Paulo Fochi (2019) apresenta um pequeno guia de como escrever uma mini-história, o qual reinventamos em novas bases pragmáticas e contextuais para ambiências digitais, na seguinte abordagem: (a) promova experiências ricas no mundo e com materiais diversos, em conjunto com as crianças e responsáveis (Gandini, 2019); (b) pergunte às crianças o que elas veem, pensam e sentem, bem como questione sobre as compreensões que têm das experiências vividas; (c) registre cenas do cotidiano das crianças, sequências de fotos que mostrem atitudes, interações, narrativas, olhares, situações da vida real, expressões etc.; (d) observe o cotidiano das crianças, ouça, perceba, faça os registros em fios imagético-narrativos na construção do texto; (e) reconheça que todas as linguagens expressivas, cognitivas e comunicativas das crianças se formam por reciprocidade e se desenvolvem por meio de experiências (Gandini, 2019). “É essencial preservar nas crianças (e em nós mesmos) o sentido de encantamento e surpresa, pois a criatividade, assim como o conhecimento, é filha da surpresa” (Gandini, 2019, p. 36); (f) Reconheça as potencialidades da criança em construir novas formas de linguagem, constituindo-se coautora na participação da aprendizagem em suas variações históricas e socioculturais (Gandini, 2019).
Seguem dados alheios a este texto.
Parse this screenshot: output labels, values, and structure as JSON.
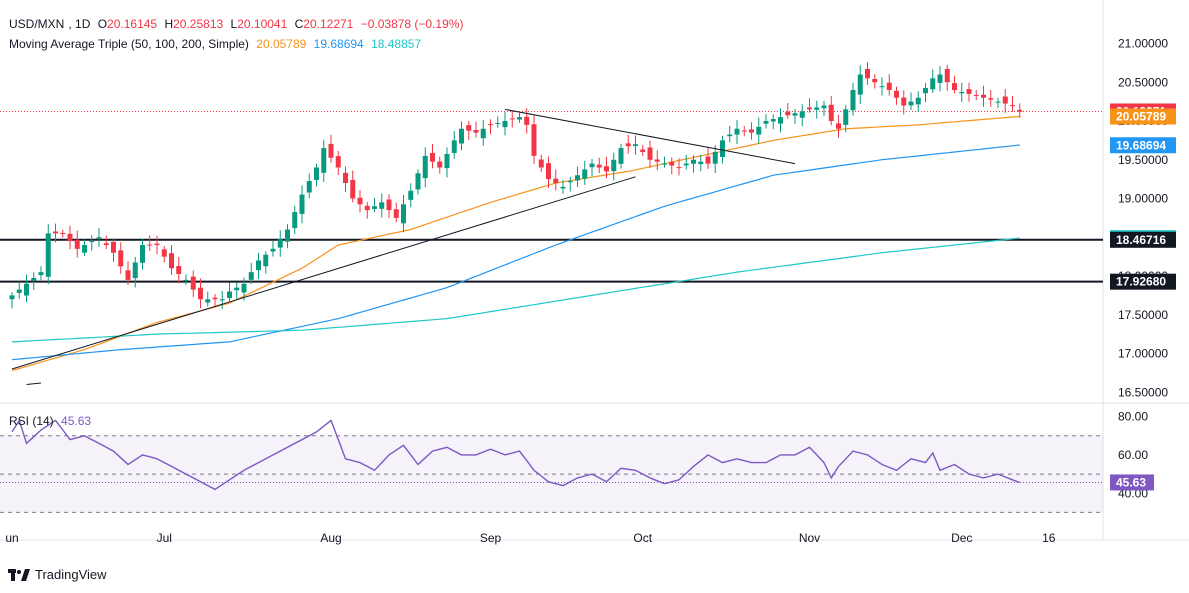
{
  "header": {
    "symbol": "USD/MXN",
    "interval": "1D",
    "open_label": "O",
    "open": "20.16145",
    "high_label": "H",
    "high": "20.25813",
    "low_label": "L",
    "low": "20.10041",
    "close_label": "C",
    "close": "20.12271",
    "change": "−0.03878 (−0.19%)"
  },
  "ma_legend": {
    "title": "Moving Average Triple (50, 100, 200, Simple)",
    "ma50": "20.05789",
    "ma100": "19.68694",
    "ma200": "18.48857"
  },
  "rsi_legend": {
    "title": "RSI (14)",
    "value": "45.63"
  },
  "watermark": "TradingView",
  "colors": {
    "up": "#089981",
    "down": "#f23645",
    "ma50": "#f7931a",
    "ma100": "#2196f3",
    "ma200": "#1fc7c7",
    "rsi": "#7e57c2",
    "dark": "#131722",
    "text_muted": "#2a2e39"
  },
  "chart_data": [
    {
      "type": "candlestick",
      "title": "USD/MXN, 1D",
      "y_range": [
        16.4,
        21.2
      ],
      "y_ticks": [
        "21.00000",
        "20.50000",
        "20.00000",
        "19.50000",
        "19.00000",
        "18.50000",
        "18.00000",
        "17.50000",
        "17.00000",
        "16.50000"
      ],
      "y_tick_values": [
        21.0,
        20.5,
        20.0,
        19.5,
        19.0,
        18.5,
        18.0,
        17.5,
        17.0,
        16.5
      ],
      "x_ticks": [
        "Jun",
        "Jul",
        "Aug",
        "Sep",
        "Oct",
        "Nov",
        "Dec",
        "16"
      ],
      "x_tick_bar_index": [
        0,
        21,
        44,
        66,
        87,
        110,
        131,
        143
      ],
      "x_tick_display": [
        "un",
        "Jul",
        "Aug",
        "Sep",
        "Oct",
        "Nov",
        "Dec",
        "16"
      ],
      "price_labels": [
        {
          "text": "20.12271",
          "value": 20.12271,
          "color": "#f23645"
        },
        {
          "text": "20.05789",
          "value": 20.05789,
          "color": "#f7931a"
        },
        {
          "text": "19.68694",
          "value": 19.68694,
          "color": "#2196f3"
        },
        {
          "text": "18.48857",
          "value": 18.48857,
          "color": "#1fc7c7"
        },
        {
          "text": "18.46716",
          "value": 18.46716,
          "color": "#131722"
        },
        {
          "text": "17.92680",
          "value": 17.9268,
          "color": "#131722"
        }
      ],
      "horizontal_levels": [
        18.46716,
        17.9268
      ],
      "current_price": 20.12271,
      "trendlines": [
        {
          "from": {
            "bar": 0,
            "value": 16.8
          },
          "to": {
            "bar": 86,
            "value": 19.28
          }
        },
        {
          "from": {
            "bar": 68,
            "value": 20.15
          },
          "to": {
            "bar": 108,
            "value": 19.45
          }
        },
        {
          "from": {
            "bar": 2,
            "value": 16.6
          },
          "to": {
            "bar": 4,
            "value": 16.62
          }
        }
      ],
      "candle_count": 140,
      "candle_close_anchors": [
        [
          0,
          17.75
        ],
        [
          2,
          17.9
        ],
        [
          4,
          18.05
        ],
        [
          5,
          18.55
        ],
        [
          7,
          18.55
        ],
        [
          9,
          18.35
        ],
        [
          12,
          18.5
        ],
        [
          14,
          18.3
        ],
        [
          16,
          17.95
        ],
        [
          18,
          18.4
        ],
        [
          20,
          18.4
        ],
        [
          22,
          18.1
        ],
        [
          24,
          17.95
        ],
        [
          26,
          17.7
        ],
        [
          29,
          17.7
        ],
        [
          30,
          17.8
        ],
        [
          32,
          17.9
        ],
        [
          34,
          18.2
        ],
        [
          36,
          18.35
        ],
        [
          38,
          18.6
        ],
        [
          40,
          19.05
        ],
        [
          42,
          19.4
        ],
        [
          43,
          19.65
        ],
        [
          45,
          19.4
        ],
        [
          47,
          19.0
        ],
        [
          49,
          18.85
        ],
        [
          51,
          18.95
        ],
        [
          53,
          18.75
        ],
        [
          55,
          19.1
        ],
        [
          57,
          19.55
        ],
        [
          59,
          19.4
        ],
        [
          61,
          19.75
        ],
        [
          62,
          19.9
        ],
        [
          64,
          19.85
        ],
        [
          66,
          19.95
        ],
        [
          68,
          20.0
        ],
        [
          70,
          20.05
        ],
        [
          71,
          19.95
        ],
        [
          72,
          19.55
        ],
        [
          74,
          19.25
        ],
        [
          76,
          19.15
        ],
        [
          78,
          19.3
        ],
        [
          80,
          19.45
        ],
        [
          82,
          19.35
        ],
        [
          84,
          19.65
        ],
        [
          86,
          19.7
        ],
        [
          88,
          19.5
        ],
        [
          90,
          19.45
        ],
        [
          92,
          19.4
        ],
        [
          94,
          19.5
        ],
        [
          96,
          19.45
        ],
        [
          97,
          19.6
        ],
        [
          98,
          19.75
        ],
        [
          100,
          19.9
        ],
        [
          102,
          19.85
        ],
        [
          104,
          20.0
        ],
        [
          106,
          20.05
        ],
        [
          108,
          20.1
        ],
        [
          110,
          20.15
        ],
        [
          112,
          20.2
        ],
        [
          113,
          20.0
        ],
        [
          114,
          19.9
        ],
        [
          116,
          20.4
        ],
        [
          117,
          20.6
        ],
        [
          119,
          20.5
        ],
        [
          121,
          20.4
        ],
        [
          123,
          20.2
        ],
        [
          125,
          20.3
        ],
        [
          127,
          20.55
        ],
        [
          128,
          20.6
        ],
        [
          130,
          20.4
        ],
        [
          132,
          20.35
        ],
        [
          134,
          20.3
        ],
        [
          136,
          20.25
        ],
        [
          138,
          20.2
        ],
        [
          139,
          20.12
        ]
      ],
      "ma_anchors": {
        "ma50": [
          [
            0,
            16.78
          ],
          [
            10,
            17.05
          ],
          [
            20,
            17.4
          ],
          [
            30,
            17.65
          ],
          [
            40,
            18.1
          ],
          [
            45,
            18.4
          ],
          [
            55,
            18.6
          ],
          [
            66,
            18.95
          ],
          [
            75,
            19.2
          ],
          [
            85,
            19.35
          ],
          [
            95,
            19.55
          ],
          [
            105,
            19.75
          ],
          [
            115,
            19.9
          ],
          [
            125,
            19.95
          ],
          [
            139,
            20.06
          ]
        ],
        "ma100": [
          [
            0,
            16.92
          ],
          [
            15,
            17.05
          ],
          [
            30,
            17.15
          ],
          [
            45,
            17.45
          ],
          [
            60,
            17.85
          ],
          [
            75,
            18.4
          ],
          [
            90,
            18.9
          ],
          [
            105,
            19.3
          ],
          [
            120,
            19.5
          ],
          [
            139,
            19.69
          ]
        ],
        "ma200": [
          [
            0,
            17.15
          ],
          [
            20,
            17.25
          ],
          [
            40,
            17.3
          ],
          [
            60,
            17.45
          ],
          [
            80,
            17.75
          ],
          [
            100,
            18.05
          ],
          [
            120,
            18.3
          ],
          [
            139,
            18.49
          ]
        ]
      }
    },
    {
      "type": "line",
      "title": "RSI (14)",
      "y_range": [
        25,
        85
      ],
      "y_ticks": [
        "80.00",
        "60.00",
        "40.00"
      ],
      "y_tick_values": [
        80,
        60,
        40
      ],
      "bands": [
        70,
        50,
        30
      ],
      "current_value": 45.63,
      "value_label": "45.63",
      "series": [
        {
          "anchors": [
            [
              0,
              72
            ],
            [
              1,
              78
            ],
            [
              2,
              66
            ],
            [
              4,
              73
            ],
            [
              6,
              78
            ],
            [
              8,
              68
            ],
            [
              10,
              70
            ],
            [
              12,
              66
            ],
            [
              14,
              62
            ],
            [
              16,
              55
            ],
            [
              18,
              60
            ],
            [
              20,
              58
            ],
            [
              22,
              54
            ],
            [
              24,
              50
            ],
            [
              26,
              46
            ],
            [
              28,
              42
            ],
            [
              30,
              47
            ],
            [
              32,
              52
            ],
            [
              34,
              56
            ],
            [
              36,
              60
            ],
            [
              38,
              64
            ],
            [
              40,
              68
            ],
            [
              42,
              72
            ],
            [
              44,
              78
            ],
            [
              46,
              58
            ],
            [
              48,
              56
            ],
            [
              50,
              52
            ],
            [
              52,
              60
            ],
            [
              54,
              65
            ],
            [
              56,
              55
            ],
            [
              58,
              62
            ],
            [
              60,
              64
            ],
            [
              62,
              60
            ],
            [
              64,
              60
            ],
            [
              66,
              63
            ],
            [
              68,
              60
            ],
            [
              70,
              62
            ],
            [
              72,
              52
            ],
            [
              74,
              46
            ],
            [
              76,
              44
            ],
            [
              78,
              48
            ],
            [
              80,
              50
            ],
            [
              82,
              46
            ],
            [
              84,
              53
            ],
            [
              86,
              52
            ],
            [
              88,
              48
            ],
            [
              90,
              45
            ],
            [
              92,
              47
            ],
            [
              94,
              54
            ],
            [
              96,
              60
            ],
            [
              98,
              56
            ],
            [
              100,
              58
            ],
            [
              102,
              56
            ],
            [
              104,
              56
            ],
            [
              106,
              60
            ],
            [
              108,
              60
            ],
            [
              110,
              64
            ],
            [
              112,
              56
            ],
            [
              113,
              48
            ],
            [
              114,
              54
            ],
            [
              116,
              62
            ],
            [
              118,
              60
            ],
            [
              120,
              55
            ],
            [
              122,
              52
            ],
            [
              124,
              58
            ],
            [
              126,
              56
            ],
            [
              127,
              61
            ],
            [
              128,
              52
            ],
            [
              130,
              55
            ],
            [
              132,
              50
            ],
            [
              134,
              48
            ],
            [
              136,
              50
            ],
            [
              138,
              47
            ],
            [
              139,
              45.63
            ]
          ]
        }
      ]
    }
  ]
}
No que segue, iremos contextualizar duas oficinas em função dos limites de um artigo e das dimensões abertas da experiência desenvolvida, uma vez que se trata de um desafio ainda maior de formação em ambiências virtuais, algo inovador em termos de representar uma situação desconhecida, em termos de prática com mini-histórias. A oficina “Janelas do sentir”6 serviu de inspiração para potencializar um trabalho metaforicamente desconhecido e voltado à sensibilidade pedagógica, ou seja, para despertar outra forma de olhar, para ampliar o repertório de sensações e compreender a complexidade do que se faz como professor(a) na educação infantil. Esse exercício de olhar traz o desafio de percorrer caminhos diferentes em situações de atenção e percepção atenta das coisas e da natureza, traduzindo a experiência do olhar devagar e da própria bagagem cultural. Compreendemos com Hermann (2005, p. 70), a necessidade do desenvolvimento e da articulação ético-estética, através de “uma sensibilidade estética aguçada que pode interpretar valores morais (a igualdade, o respeito humano, a tolerância), de modo mais efetivo, pela possibilidade de fazer uso da imaginação”. Só dando chances às crianças e às professoras pelo olhar sensível será possível perceber as diferenças de culturas e de contextos de vida cotidiana, reconhecendo e respeitando as diferenças humanas.

Essa oficina visou incentivar a observar o mundo e prestar atenção nos detalhes que nos rodeiam, o que soa aos sujeitos da pesquisa como uma experiência única no estado de relação com o mundo (Ostetto, 2017). Essas referências servem de inspiração para despertar nos professores as linguagens expressivas, trazendo repertórios para os contextos educativos e diálogos de que na cultura da infância a prática precede a teoria. Alguns retornos dessa atividade trouxeram as percepções de professores quase sem tempo para o desenvolvimento de outras linguagens sensoriais porque esse desafio levou algumas professoras a sonhar e a registrar as ausências, especialmente, da valorização da escuta sensível aos mundos.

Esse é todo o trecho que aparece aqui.